A lot of investors take the obviously smart step of starting SIPs in equity mutual funds. It’s a journey well begun. But, many stop their SIPs after a while. The reasons they cite are quite a few. The top three reasons we have come across are:
#1. Market is down and my SIP is losing money.
#2. The market is very high and I’ll start again when the market cools down.
#3. I have bought a house and the EMI burden is not allowing me to maintain my SIPs.
Let’s look at each reason in turn and see if they make investing sense. Before we begin, there is one thing every investor should keep in mind. An SIP is designed for one primary purpose. That purpose is to make it easier as well as affordable for people to invest in mutual funds.
The stock market will see frequent ups and downs. This is called market volatility and can be scary. What is also true is that, in general, the market goes up over the long run and so do shares of most “good” companies. Good equity mutual funds make it a point to invest the money collected from investors, such as yourself, in good quality stocks.
Therefore, in the long run, equity mutual funds have done well and have enriched many who stuck with their SIPs.
When it comes to equity investing, a market high is seen as too much of a good news. Thanks to market commentators issuing warnings that a “market correction “ is due, many investors believe they should stop their SIPs. They intend to start investing again only when the market has finished “correcting”.
This is a classic case of attempting to time the market.
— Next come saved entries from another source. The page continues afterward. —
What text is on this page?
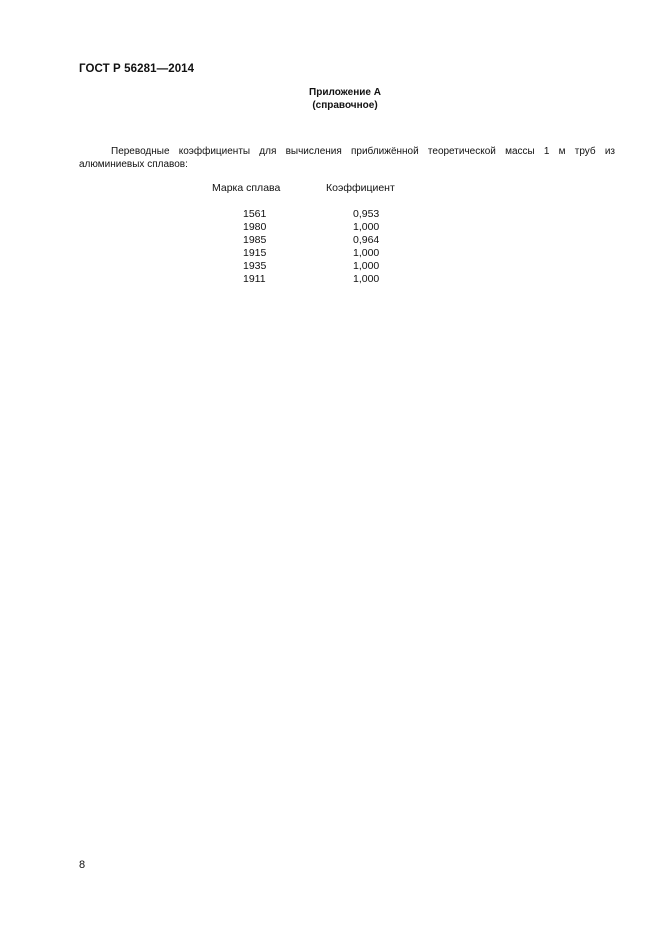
ГОСТ Р 56281—2014
Приложение А
(справочное)
Переводные коэффициенты для вычисления приближённой теоретической массы 1 м труб из алюминиевых сплавов:
Марка сплава	Коэффициент
1561	0,953
1980	1,000
1985	0,964
1915	1,000
1935	1,000
1911	1,000
8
The fact, however, remains that the market, complex as it is, can go up even further. The idea behind a SIP is to stay invested, through ups or downs and allow equity to do its job by helping you stick to a timeline that works best for equity.
Buying a house is generally a big personal milestone for most families. We undertake many sacrifices to afford our dream homes. We often stretch just beyond our budget and the EMI ends up being a big chunk of our salary. Who, then, has money for a SIP?
Just as your home is non-negotiable, so is your retirement. You will only have your investments to live on once you retire. And delaying retirement might not really be under your control, even if you believe that you can work well into your 70s.
Yes, EMIs can be a big burden. But rather than stopping your SIP, you can reduce the amount and then increase it every year as your salary increases.
A good habit stops working if you stop practising that habit too early. So give your SIPs a chance to grow. More than the market, you control their true destiny.